When Ottawa proffered the money Tuesday as part of a $1.5-billion package for transit improvements and environmentally-friendly energy, Prime Minister Stephen Harper billed it as a way to speed up the planned closure of the province's most notorious polluters.

In fact, that will more likely be a happy side effect of the money, which would be put to better use developing a cleaner, greener alternative to coal, McGuinty said.

"We're not going to use the half-billion dollars to deal with the coal plants specifically themselves,'' he said, adding that ending Ontario's dependence on coal remains a high priority for the governing Liberals.

"We will close the coal-fired plants as quickly as we can.''

Harper suggested Tuesday the money might go toward building an east-west transmission project that would allow Ontario to import cleaner hydroelectric power from Manitoba.

A spokesman for Energy Minister Dwight Duncan said the province plans to release a new climate change plan in the spring, and would only say that the federal money would be used to help finance a portion of that plan.

Outfitting the coal plants with scrubbers -- technology which helps to reduce the environmental impact of burning coal by lowering emissions -- doesn't make much sense when the plants are slated for closure, McGuinty said.

The chief executive of Ontario Power Generation has said it would cost $1.5 billion over four years to outfit all of Ontario's coal-fired electricity stations with scrubbers, which does not make economic sense if the plants are taken offline in 2014 as scheduled.

"That decision has not been made yet, but right now it would appear that is not the most sensible or practical thing to do,'' McGuinty said.

Conservative Leader John Tory said McGuinty's own arguments against the plants -- the Liberals promised in 2003 to close them by the end of their first mandate -- strongly support the idea of buying scrubbers.

"I think the premier might want to read some of his own words where he pointed out more than 500 people a year were (dying prematurely) because of the emissions coming from the coal plants,'' Tory said.

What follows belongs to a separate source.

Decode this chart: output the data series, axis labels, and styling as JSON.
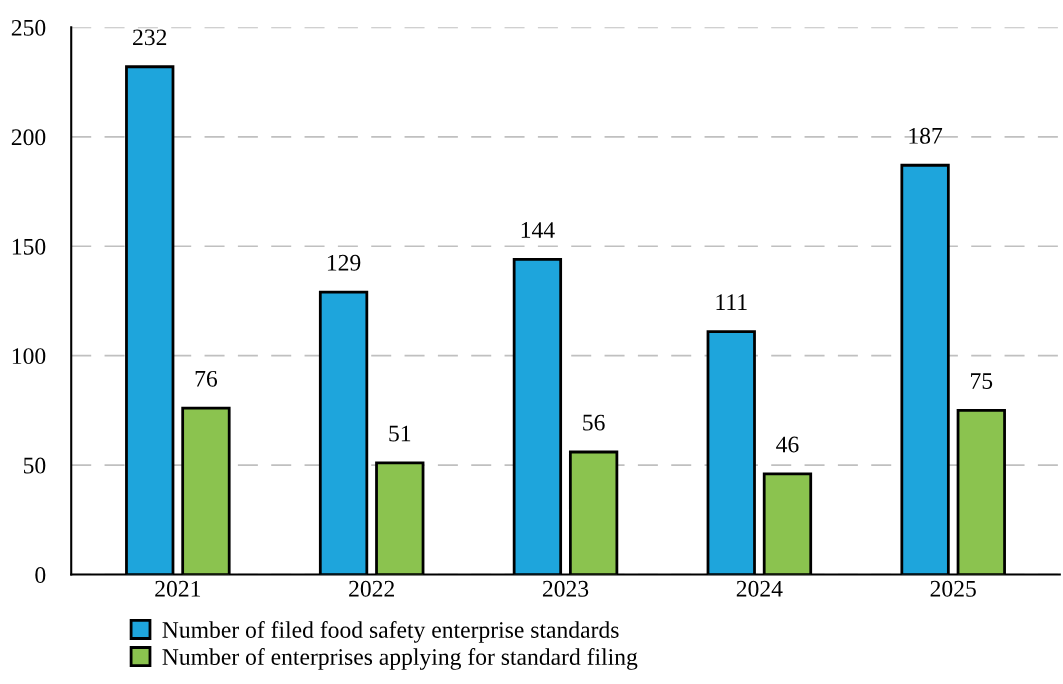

The plants have been blamed for hundreds of millions of dollars a year in health-care costs, he added.

Tom Adams of the energy research group Energy Probe agreed scrubbers may not be as bad an idea as the Liberals seem to think they are.

"That has been the official position of the Ontario government going back into the 1980s -- that we're about to get rid of coal so there's no point in making investments to clean the coal up,'' Adams said.

"As a consequence, we've been operating coal plants without modern pollution control equipment all this time, and we do that today.''

Adams said he's still skeptical the government will phase out coal by its latest target, given that natural gas prices are on the rise and previous targets have been missed.

McGuinty admitted it will take time to completely phase out coal, but continued to insist Ontario stands apart from other jurisdictions -- Alberta, British Columbia, the United States, India, China -- where the use of coal is increasing, not declining.

He said his consultations with economist Nicholas Stern, who wrote a landmark report on climate change for the British government, led him to conclude Ontario is the only jurisdiction in the world committed to phasing out coal-fired production.

"I asked him specifically, `Is there any other jurisdiction to your knowledge on the face of the planet where they're phasing out coal?' He said no, to his knowledge there was not. That makes us a leader,'' McGuinty said.

"Let's not take our eyes off the fact that when it comes to the world, we are the leader. We are phasing out coal-fired generation at a time when hundreds of other coal plants are going to be opened.''

New Democrat Leader Howard Hampton said it's hard for Ontario to call itself a leader when other provinces, such as Quebec and Manitoba, are already coal-free.

McGuinty has said in the past that the plants could be closed more quickly with Ottawa's help, Hampton said.

"Now he's received (almost) $600 million and gee, he's breaking his promise again,'' Hampton sneered.